Dover Marine War Memorial stands in the old Dover Marine Station in the Western Docks, Dover, England. The port has effectively been closed for several years; it is currently used as a berthing station for cruise liners, and is only open when a liner is in dock.[1]
The memorial was created in remembrance of South Eastern and Chatham Railway employees who served during World War I. The Railway had 5,222 individuals who served of whom 556 had died.[1]
Standing on a granite plinth is a group of four figures cast in bronze, a sailor, a soldier, a bugler to the rear and rising above and between them the winged "Victory", a woman, holding aloft the "torch of truth".[1] The memorial also consists of a wall inscribed with the names of those who fell in World War I. Those remembered are the 556 men of the South Eastern and Chatham Railway killed in the Great War and 626 men of the Southern Railway who died fighting in World War II.[1]

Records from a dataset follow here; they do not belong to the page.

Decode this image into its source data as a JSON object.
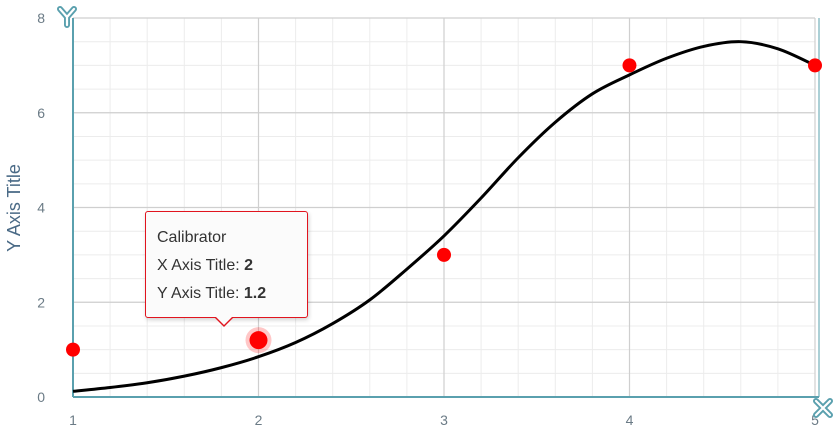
{
  "chart_data": {
    "type": "scatter",
    "xlabel": "",
    "ylabel": "Y Axis Title",
    "xlim": [
      1,
      5
    ],
    "ylim": [
      0,
      8
    ],
    "x_ticks": [
      "1",
      "2",
      "3",
      "4",
      "5"
    ],
    "y_ticks": [
      "0",
      "2",
      "4",
      "6",
      "8"
    ],
    "grid": true,
    "points": [
      {
        "x": 1,
        "y": 1
      },
      {
        "x": 2,
        "y": 1.2
      },
      {
        "x": 3,
        "y": 3
      },
      {
        "x": 4,
        "y": 7
      },
      {
        "x": 5,
        "y": 7
      }
    ],
    "fit_curve": [
      {
        "x": 1.0,
        "y": 0.12
      },
      {
        "x": 1.2,
        "y": 0.2
      },
      {
        "x": 1.4,
        "y": 0.3
      },
      {
        "x": 1.6,
        "y": 0.44
      },
      {
        "x": 1.8,
        "y": 0.62
      },
      {
        "x": 2.0,
        "y": 0.85
      },
      {
        "x": 2.2,
        "y": 1.15
      },
      {
        "x": 2.4,
        "y": 1.55
      },
      {
        "x": 2.6,
        "y": 2.05
      },
      {
        "x": 2.8,
        "y": 2.7
      },
      {
        "x": 3.0,
        "y": 3.4
      },
      {
        "x": 3.2,
        "y": 4.2
      },
      {
        "x": 3.4,
        "y": 5.05
      },
      {
        "x": 3.6,
        "y": 5.8
      },
      {
        "x": 3.8,
        "y": 6.4
      },
      {
        "x": 4.0,
        "y": 6.8
      },
      {
        "x": 4.2,
        "y": 7.15
      },
      {
        "x": 4.4,
        "y": 7.4
      },
      {
        "x": 4.6,
        "y": 7.5
      },
      {
        "x": 4.8,
        "y": 7.35
      },
      {
        "x": 5.0,
        "y": 7.0
      }
    ],
    "colors": {
      "points": "#ff0000",
      "curve": "#000000",
      "axis": "#5aa0ae",
      "grid_major": "#cfcfcf",
      "grid_minor": "#ececec"
    },
    "highlight_index": 1,
    "tooltip": {
      "title": "Calibrator",
      "x_label": "X Axis Title:",
      "x_value": "2",
      "y_label": "Y Axis Title:",
      "y_value": "1.2"
    },
    "icons": {
      "x_axis_badge": "x-axis-icon",
      "y_axis_badge": "y-axis-icon"
    }
  }
}
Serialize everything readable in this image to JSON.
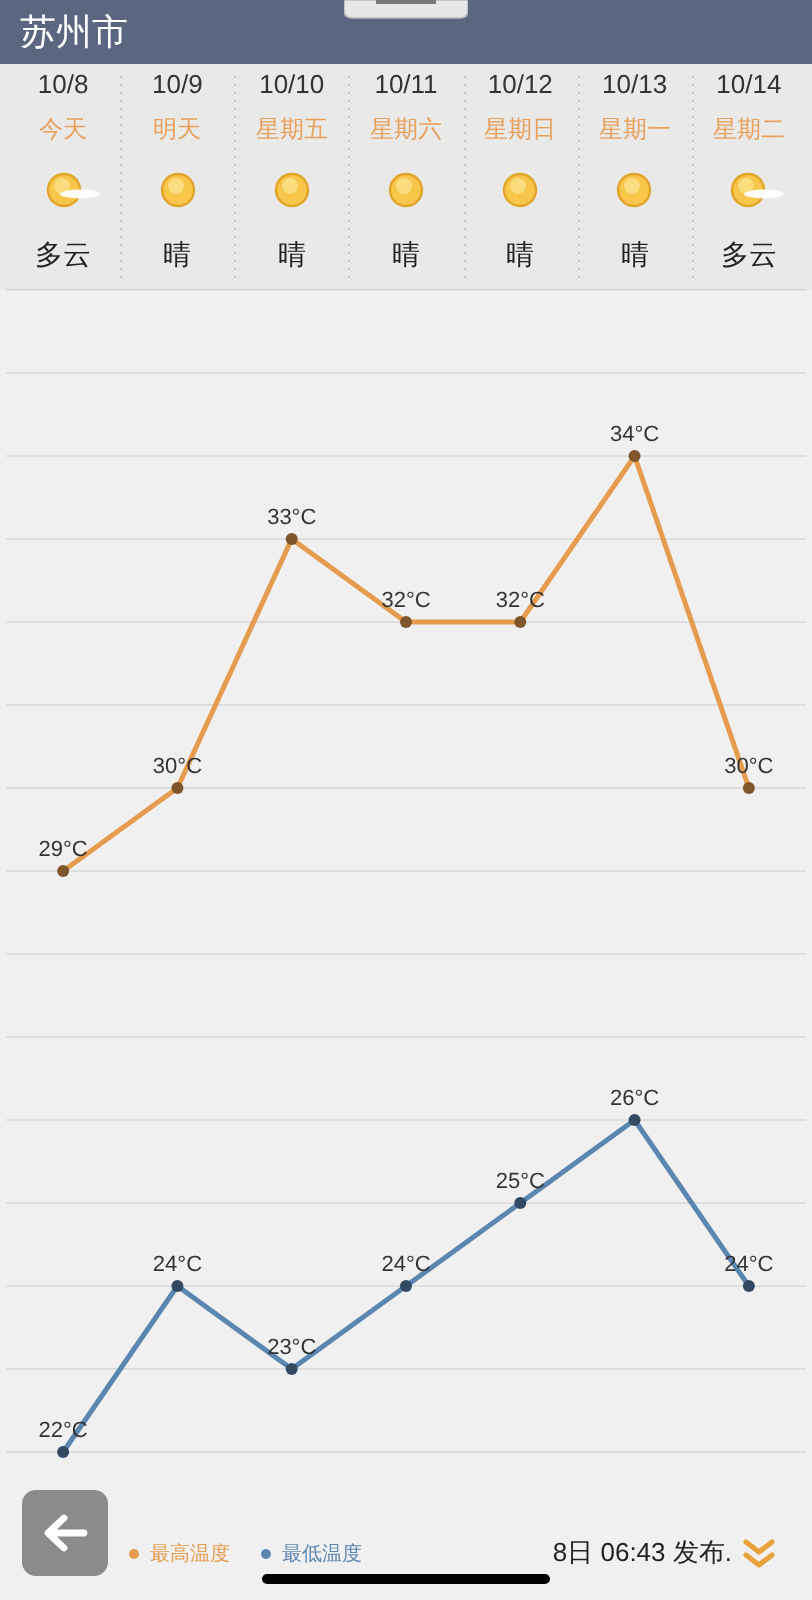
{
  "chart_data": {
    "type": "line",
    "title": "苏州市",
    "categories": [
      "10/8",
      "10/9",
      "10/10",
      "10/11",
      "10/12",
      "10/13",
      "10/14"
    ],
    "series": [
      {
        "name": "最高温度",
        "color": "#e69c4e",
        "values": [
          29,
          30,
          33,
          32,
          32,
          34,
          30
        ],
        "value_labels": [
          "29°C",
          "30°C",
          "33°C",
          "32°C",
          "32°C",
          "34°C",
          "30°C"
        ]
      },
      {
        "name": "最低温度",
        "color": "#5b86b0",
        "values": [
          22,
          24,
          23,
          24,
          25,
          26,
          24
        ],
        "value_labels": [
          "22°C",
          "24°C",
          "23°C",
          "24°C",
          "25°C",
          "26°C",
          "24°C"
        ]
      }
    ],
    "ylim": [
      22,
      36
    ],
    "yticks": [
      {
        "value": 22,
        "label": null
      },
      {
        "value": 23,
        "label": null
      },
      {
        "value": 24,
        "label": null
      },
      {
        "value": 25,
        "label": null
      },
      {
        "value": 26,
        "label": null
      },
      {
        "value": 27,
        "label": null
      },
      {
        "value": 28,
        "label": null
      },
      {
        "value": 29,
        "label": null
      },
      {
        "value": 30,
        "label": null
      },
      {
        "value": 31,
        "label": null
      },
      {
        "value": 32,
        "label": null
      },
      {
        "value": 33,
        "label": null
      },
      {
        "value": 34,
        "label": null
      },
      {
        "value": 35,
        "label": null
      },
      {
        "value": 36,
        "label": null
      }
    ],
    "grid": "y",
    "tick_labels": "x",
    "legend": "bottom left",
    "marker": "circle",
    "annotations": [
      "今天",
      "明天",
      "星期五",
      "星期六",
      "星期日",
      "星期一",
      "星期二",
      "多云",
      "晴",
      "晴",
      "晴",
      "晴",
      "晴",
      "多云",
      "8日 06:43 发布."
    ]
  }
}
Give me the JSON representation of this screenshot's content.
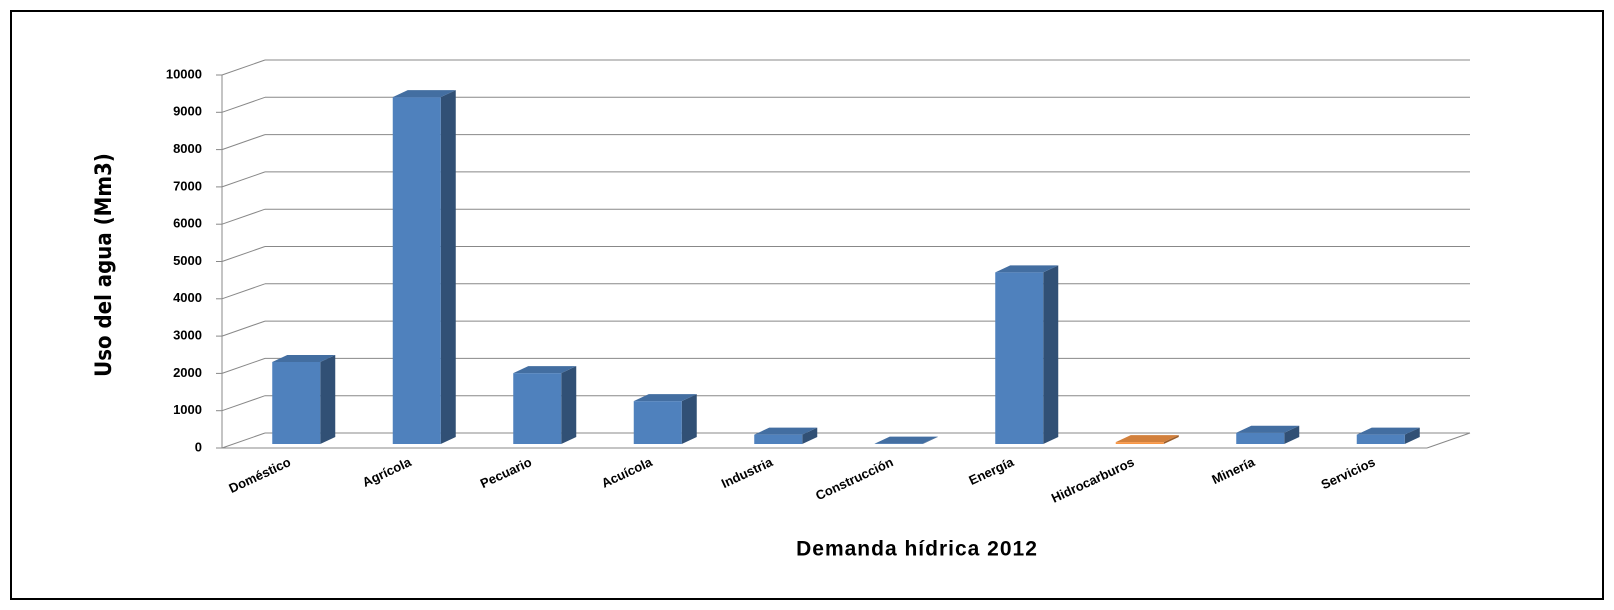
{
  "chart_data": {
    "type": "bar3d",
    "xlabel": "Demanda hídrica  2012",
    "ylabel": "Uso del agua  (Mm3)",
    "categories": [
      "Doméstico",
      "Agrícola",
      "Pecuario",
      "Acuícola",
      "Industria",
      "Construcción",
      "Energía",
      "Hidrocarburos",
      "Minería",
      "Servicios"
    ],
    "values": [
      2200,
      9300,
      1900,
      1150,
      250,
      10,
      4600,
      50,
      300,
      250
    ],
    "colors": [
      "#4f81bd",
      "#4f81bd",
      "#4f81bd",
      "#4f81bd",
      "#4f81bd",
      "#4f81bd",
      "#4f81bd",
      "#f79646",
      "#4f81bd",
      "#4f81bd"
    ],
    "ylim": [
      0,
      10000
    ],
    "yticks": [
      0,
      1000,
      2000,
      3000,
      4000,
      5000,
      6000,
      7000,
      8000,
      9000,
      10000
    ],
    "grid": true
  }
}
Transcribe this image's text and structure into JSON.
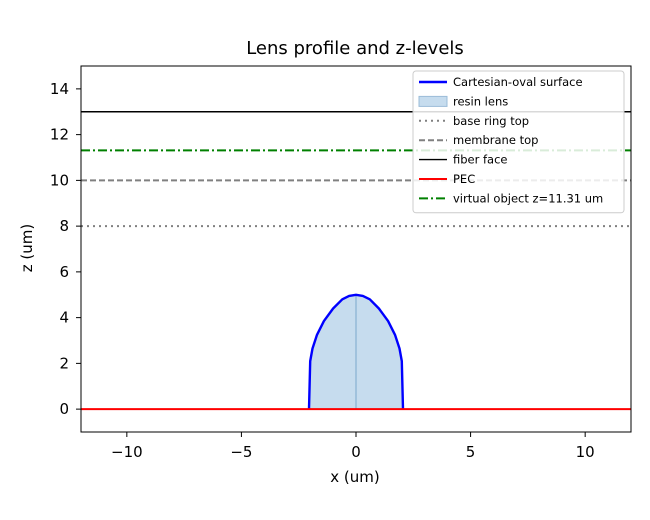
{
  "chart_data": {
    "type": "line",
    "title": "Lens profile and z-levels",
    "xlabel": "x (um)",
    "ylabel": "z (um)",
    "xlim": [
      -12,
      12
    ],
    "ylim": [
      -1,
      15
    ],
    "xticks": [
      -10,
      -5,
      0,
      5,
      10
    ],
    "xtick_labels": [
      "−10",
      "−5",
      "0",
      "5",
      "10"
    ],
    "yticks": [
      0,
      2,
      4,
      6,
      8,
      10,
      12,
      14
    ],
    "ytick_labels": [
      "0",
      "2",
      "4",
      "6",
      "8",
      "10",
      "12",
      "14"
    ],
    "grid": false,
    "legend_position": "top-right",
    "lens": {
      "name": "Cartesian-oval surface",
      "color": "#0000ff",
      "fill_name": "resin lens",
      "fill_color": "#c6dcee",
      "points": [
        [
          -2.05,
          0
        ],
        [
          -2.0,
          2.1
        ],
        [
          -1.9,
          2.65
        ],
        [
          -1.7,
          3.25
        ],
        [
          -1.4,
          3.85
        ],
        [
          -1.0,
          4.4
        ],
        [
          -0.6,
          4.8
        ],
        [
          -0.3,
          4.95
        ],
        [
          0,
          5.0
        ],
        [
          0.3,
          4.95
        ],
        [
          0.6,
          4.8
        ],
        [
          1.0,
          4.4
        ],
        [
          1.4,
          3.85
        ],
        [
          1.7,
          3.25
        ],
        [
          1.9,
          2.65
        ],
        [
          2.0,
          2.1
        ],
        [
          2.05,
          0
        ]
      ]
    },
    "levels": [
      {
        "name": "base ring top",
        "z": 8,
        "color": "#808080",
        "style": "dotted"
      },
      {
        "name": "membrane top",
        "z": 10,
        "color": "#808080",
        "style": "dashed"
      },
      {
        "name": "fiber face",
        "z": 13,
        "color": "#000000",
        "style": "solid"
      },
      {
        "name": "PEC",
        "z": 0,
        "color": "#ff0000",
        "style": "solid"
      },
      {
        "name": "virtual object z=11.31 um",
        "z": 11.31,
        "color": "#008000",
        "style": "dashdot"
      }
    ]
  }
}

The war memorial was unveiled on 28 October 1922 by Cosmo Bonsor the Chairman of the South Eastern and Chatham Railway Managing Committee and the sculptor was William Charles Holland King.[1] In his career, King worked closely with Gilbert Bayes and was the sculptor of the statue of Robert Owen in Newtown, Powys, finished after Bayes had died. King also sculpted the Great War memorial in St. Peter's Collegiate Church, Wolverhampton, and some statuary in the niches of the tower of All Souls College in Oxford.